Tuesday, 7th February 2012

Relief road here at last

PLANS for Bridgnorth’s much vaunted Whitburn Street relief road have been an aspiration of the county and district councils for almost 30 years. The long-awaited £1m scheme will finally come to fruition on Monday morning when the road is officially opened.

“Originally the scheme was going to be taken forward by the district council, but was withdrawn in 1980 when it was apparent that there was little possibility of it being constructed in the short term because of restrictions on capital resources,” explained Laura Owen, communications officer for economy and the environment at Shirehall.

An officers’ report to the county council’s planning and transport committee in March 1986  — after the county council took on responsibility — recommended that ‘safeguarding a line for the relief road be discussed with the district council on the basis that the proposed development introduces the possibility of earlier construction, particularly if there are contributions from potential developers’.

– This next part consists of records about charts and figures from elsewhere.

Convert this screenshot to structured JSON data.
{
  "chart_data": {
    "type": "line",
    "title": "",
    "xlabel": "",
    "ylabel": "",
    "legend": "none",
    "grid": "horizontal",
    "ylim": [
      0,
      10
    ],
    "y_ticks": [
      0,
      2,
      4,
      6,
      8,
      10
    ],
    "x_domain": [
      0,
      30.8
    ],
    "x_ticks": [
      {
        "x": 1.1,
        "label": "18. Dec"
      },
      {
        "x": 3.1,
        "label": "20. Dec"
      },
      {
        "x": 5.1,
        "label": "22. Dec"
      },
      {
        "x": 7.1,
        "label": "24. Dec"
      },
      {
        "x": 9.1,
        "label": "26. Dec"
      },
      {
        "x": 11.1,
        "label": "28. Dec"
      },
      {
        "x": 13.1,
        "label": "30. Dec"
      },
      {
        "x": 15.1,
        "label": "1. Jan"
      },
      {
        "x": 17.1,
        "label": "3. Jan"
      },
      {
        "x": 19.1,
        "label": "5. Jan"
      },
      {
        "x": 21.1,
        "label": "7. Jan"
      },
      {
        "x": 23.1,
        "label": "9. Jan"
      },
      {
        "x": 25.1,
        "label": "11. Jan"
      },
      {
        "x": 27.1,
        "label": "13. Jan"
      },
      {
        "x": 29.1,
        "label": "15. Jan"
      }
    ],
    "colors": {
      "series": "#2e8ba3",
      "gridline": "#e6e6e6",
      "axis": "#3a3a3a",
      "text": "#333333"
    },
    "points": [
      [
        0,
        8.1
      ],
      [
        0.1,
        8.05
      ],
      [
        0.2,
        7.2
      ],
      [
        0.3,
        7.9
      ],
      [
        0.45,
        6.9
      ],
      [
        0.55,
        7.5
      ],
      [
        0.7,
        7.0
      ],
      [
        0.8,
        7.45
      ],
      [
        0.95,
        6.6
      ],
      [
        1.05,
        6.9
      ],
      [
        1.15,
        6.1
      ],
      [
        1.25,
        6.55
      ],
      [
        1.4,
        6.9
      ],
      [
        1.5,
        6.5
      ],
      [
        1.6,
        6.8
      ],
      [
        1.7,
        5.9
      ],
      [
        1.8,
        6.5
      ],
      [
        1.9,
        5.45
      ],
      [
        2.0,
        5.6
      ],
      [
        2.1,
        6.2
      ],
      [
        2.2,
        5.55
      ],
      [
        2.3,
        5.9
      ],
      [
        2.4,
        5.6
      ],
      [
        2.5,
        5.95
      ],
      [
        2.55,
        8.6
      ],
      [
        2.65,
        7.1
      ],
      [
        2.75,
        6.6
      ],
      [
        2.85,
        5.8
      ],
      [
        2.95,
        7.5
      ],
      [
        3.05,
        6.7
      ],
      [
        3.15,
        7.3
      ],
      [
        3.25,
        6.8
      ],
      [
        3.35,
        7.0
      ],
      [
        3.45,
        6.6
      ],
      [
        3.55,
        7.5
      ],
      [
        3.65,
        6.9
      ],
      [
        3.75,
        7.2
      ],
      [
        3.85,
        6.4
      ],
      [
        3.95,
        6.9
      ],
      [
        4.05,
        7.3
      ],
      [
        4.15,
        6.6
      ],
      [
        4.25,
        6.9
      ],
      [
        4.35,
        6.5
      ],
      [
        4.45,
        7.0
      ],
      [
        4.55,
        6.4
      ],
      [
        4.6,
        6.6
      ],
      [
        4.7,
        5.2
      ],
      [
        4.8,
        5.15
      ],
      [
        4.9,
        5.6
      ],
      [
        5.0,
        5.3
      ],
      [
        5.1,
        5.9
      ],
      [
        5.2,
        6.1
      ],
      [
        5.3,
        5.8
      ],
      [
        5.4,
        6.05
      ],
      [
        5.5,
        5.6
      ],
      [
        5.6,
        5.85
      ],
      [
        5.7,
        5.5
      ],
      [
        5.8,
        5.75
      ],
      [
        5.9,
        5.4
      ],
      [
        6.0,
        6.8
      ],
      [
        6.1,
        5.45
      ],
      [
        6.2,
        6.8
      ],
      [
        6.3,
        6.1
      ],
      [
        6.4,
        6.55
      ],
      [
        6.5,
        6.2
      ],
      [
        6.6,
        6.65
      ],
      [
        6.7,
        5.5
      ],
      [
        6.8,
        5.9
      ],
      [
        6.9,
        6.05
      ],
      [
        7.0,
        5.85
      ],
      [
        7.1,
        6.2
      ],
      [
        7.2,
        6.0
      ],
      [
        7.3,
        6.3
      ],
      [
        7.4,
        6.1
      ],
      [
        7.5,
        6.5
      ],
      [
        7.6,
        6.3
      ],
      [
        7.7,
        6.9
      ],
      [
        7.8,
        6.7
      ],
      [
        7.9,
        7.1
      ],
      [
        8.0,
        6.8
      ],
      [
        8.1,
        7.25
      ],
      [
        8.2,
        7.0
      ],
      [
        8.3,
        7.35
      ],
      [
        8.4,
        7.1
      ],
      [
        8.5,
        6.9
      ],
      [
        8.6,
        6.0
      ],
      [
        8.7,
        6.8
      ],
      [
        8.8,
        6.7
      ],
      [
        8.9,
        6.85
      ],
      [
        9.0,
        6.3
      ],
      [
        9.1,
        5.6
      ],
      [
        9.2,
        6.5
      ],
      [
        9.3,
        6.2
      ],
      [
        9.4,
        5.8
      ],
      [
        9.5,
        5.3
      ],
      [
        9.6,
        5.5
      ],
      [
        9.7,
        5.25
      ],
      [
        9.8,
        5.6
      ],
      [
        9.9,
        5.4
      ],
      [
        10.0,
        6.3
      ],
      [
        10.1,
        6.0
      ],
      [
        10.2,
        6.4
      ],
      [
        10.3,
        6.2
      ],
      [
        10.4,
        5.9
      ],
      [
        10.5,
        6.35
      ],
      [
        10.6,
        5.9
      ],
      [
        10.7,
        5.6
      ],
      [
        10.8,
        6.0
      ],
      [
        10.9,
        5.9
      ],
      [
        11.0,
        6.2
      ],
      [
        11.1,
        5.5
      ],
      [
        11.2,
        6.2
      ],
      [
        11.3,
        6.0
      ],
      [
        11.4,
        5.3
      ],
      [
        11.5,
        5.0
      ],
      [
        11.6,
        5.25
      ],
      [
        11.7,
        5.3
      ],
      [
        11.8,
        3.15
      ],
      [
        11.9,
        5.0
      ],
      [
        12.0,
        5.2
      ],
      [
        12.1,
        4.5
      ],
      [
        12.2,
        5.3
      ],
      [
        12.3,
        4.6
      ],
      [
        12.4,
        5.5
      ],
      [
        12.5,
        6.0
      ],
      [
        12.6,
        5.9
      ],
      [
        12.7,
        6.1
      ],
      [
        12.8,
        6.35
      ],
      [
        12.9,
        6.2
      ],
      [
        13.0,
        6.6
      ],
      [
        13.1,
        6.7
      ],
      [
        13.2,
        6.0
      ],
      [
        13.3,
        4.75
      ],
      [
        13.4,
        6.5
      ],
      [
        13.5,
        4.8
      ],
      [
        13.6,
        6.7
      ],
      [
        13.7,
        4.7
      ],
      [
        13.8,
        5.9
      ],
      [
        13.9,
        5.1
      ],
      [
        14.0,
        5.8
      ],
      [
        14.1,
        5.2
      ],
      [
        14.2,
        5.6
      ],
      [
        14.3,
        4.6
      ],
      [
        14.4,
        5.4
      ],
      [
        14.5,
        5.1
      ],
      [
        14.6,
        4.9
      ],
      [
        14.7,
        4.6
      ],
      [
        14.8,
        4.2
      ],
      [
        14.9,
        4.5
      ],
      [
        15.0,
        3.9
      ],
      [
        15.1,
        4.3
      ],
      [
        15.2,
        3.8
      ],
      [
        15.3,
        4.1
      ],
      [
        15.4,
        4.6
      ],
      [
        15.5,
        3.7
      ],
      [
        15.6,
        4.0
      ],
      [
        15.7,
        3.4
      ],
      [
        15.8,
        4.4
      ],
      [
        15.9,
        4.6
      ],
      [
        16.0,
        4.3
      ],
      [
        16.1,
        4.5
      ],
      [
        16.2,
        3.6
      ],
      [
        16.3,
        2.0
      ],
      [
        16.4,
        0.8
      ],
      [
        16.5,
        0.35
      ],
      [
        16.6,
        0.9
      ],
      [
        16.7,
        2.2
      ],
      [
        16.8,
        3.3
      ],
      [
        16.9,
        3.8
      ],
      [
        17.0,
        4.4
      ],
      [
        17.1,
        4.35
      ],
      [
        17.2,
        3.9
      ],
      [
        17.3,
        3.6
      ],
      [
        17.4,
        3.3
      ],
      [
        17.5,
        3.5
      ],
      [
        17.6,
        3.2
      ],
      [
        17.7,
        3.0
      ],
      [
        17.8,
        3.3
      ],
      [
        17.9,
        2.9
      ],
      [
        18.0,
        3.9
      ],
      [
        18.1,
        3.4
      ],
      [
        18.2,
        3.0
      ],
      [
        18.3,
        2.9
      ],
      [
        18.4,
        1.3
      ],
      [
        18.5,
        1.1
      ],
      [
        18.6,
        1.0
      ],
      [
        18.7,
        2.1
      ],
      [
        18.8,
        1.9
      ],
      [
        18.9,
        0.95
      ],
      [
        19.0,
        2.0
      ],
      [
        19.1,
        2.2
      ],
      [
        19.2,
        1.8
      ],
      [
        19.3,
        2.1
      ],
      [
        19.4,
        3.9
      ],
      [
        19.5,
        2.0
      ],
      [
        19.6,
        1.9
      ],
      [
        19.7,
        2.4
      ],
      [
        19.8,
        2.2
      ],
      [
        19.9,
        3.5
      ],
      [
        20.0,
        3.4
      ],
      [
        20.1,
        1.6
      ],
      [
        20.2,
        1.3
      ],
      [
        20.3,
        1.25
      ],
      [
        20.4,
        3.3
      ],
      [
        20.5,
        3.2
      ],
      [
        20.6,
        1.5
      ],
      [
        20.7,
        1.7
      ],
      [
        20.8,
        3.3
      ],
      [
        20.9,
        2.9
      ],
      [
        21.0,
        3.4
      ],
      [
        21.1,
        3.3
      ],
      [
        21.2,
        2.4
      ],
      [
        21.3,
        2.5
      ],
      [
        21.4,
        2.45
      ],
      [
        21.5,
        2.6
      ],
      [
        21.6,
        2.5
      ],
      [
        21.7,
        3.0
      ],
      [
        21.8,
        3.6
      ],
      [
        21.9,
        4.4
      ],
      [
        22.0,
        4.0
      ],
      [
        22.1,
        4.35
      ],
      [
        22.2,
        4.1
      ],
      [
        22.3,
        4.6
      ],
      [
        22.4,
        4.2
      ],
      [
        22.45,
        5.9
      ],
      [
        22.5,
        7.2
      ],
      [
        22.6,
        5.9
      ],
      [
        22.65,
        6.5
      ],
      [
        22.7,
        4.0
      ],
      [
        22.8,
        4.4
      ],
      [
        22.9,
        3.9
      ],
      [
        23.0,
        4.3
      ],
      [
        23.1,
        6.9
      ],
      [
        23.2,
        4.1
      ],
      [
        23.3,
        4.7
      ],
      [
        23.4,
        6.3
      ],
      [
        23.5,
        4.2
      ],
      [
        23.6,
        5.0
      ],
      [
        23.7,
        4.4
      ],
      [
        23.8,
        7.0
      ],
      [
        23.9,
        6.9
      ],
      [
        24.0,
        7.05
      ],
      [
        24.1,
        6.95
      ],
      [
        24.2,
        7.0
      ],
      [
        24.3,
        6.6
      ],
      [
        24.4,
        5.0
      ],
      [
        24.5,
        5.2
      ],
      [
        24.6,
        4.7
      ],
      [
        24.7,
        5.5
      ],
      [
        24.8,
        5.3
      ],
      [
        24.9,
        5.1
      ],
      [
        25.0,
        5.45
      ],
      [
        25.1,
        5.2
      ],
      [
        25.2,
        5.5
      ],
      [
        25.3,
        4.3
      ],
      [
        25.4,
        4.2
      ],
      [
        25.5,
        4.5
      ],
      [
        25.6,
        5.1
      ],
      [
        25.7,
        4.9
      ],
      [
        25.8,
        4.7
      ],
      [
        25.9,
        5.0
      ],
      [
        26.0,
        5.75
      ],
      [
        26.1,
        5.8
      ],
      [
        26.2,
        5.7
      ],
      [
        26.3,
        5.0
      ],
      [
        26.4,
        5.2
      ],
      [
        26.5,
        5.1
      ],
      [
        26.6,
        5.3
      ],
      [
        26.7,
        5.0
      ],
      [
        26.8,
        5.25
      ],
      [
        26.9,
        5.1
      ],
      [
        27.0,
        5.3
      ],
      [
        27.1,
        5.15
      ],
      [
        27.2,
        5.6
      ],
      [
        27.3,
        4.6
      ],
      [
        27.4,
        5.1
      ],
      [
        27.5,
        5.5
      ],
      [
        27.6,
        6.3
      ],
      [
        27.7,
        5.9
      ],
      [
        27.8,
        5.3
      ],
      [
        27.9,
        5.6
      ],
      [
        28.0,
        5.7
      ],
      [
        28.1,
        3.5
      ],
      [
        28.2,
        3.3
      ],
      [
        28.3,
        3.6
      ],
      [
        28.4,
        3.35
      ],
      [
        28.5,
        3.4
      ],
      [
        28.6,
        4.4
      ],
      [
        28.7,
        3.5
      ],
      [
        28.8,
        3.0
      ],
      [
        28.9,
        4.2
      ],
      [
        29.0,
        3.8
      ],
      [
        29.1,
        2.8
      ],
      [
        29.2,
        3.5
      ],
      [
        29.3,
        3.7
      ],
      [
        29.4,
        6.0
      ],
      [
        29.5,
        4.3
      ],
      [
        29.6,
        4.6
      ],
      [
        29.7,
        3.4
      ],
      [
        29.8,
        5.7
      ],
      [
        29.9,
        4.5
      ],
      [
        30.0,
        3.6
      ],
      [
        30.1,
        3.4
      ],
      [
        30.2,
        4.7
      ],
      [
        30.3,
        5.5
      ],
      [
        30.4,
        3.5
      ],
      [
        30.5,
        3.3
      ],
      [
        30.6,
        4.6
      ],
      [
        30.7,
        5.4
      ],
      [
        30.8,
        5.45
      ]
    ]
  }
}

Officers reported that a relief road would greatly improve the possibility of traffic management measures in the town centre, ‘particularly relieving the constraints imposed by the Northgate itself and possibly leading to some pedestrianisation’.

They added that county council resources were not available for the road to be built without significant contributions from potential developers.

County councillors heard in 1994 that it was difficult to acquire the necessary land with the situation regarding the old Northgate Garage particularly complex.

A public inquiry was held into a compulsory purchase scheme in 1996 and was confirmed by the Secretary of State for Transport the following year. A legal challenge against the decision was unsuccessful.

Planning permission for the road was eventually granted in 1996 and a bid was put forward for Government funding in 1998, but it was unsuccessful and Shirehall was unable to take the scheme forward.

The district council gave planning permission in 1999 to Sainsbury’s for a scheme financed by the supermarket giant with the relief road being part of a legal agreement.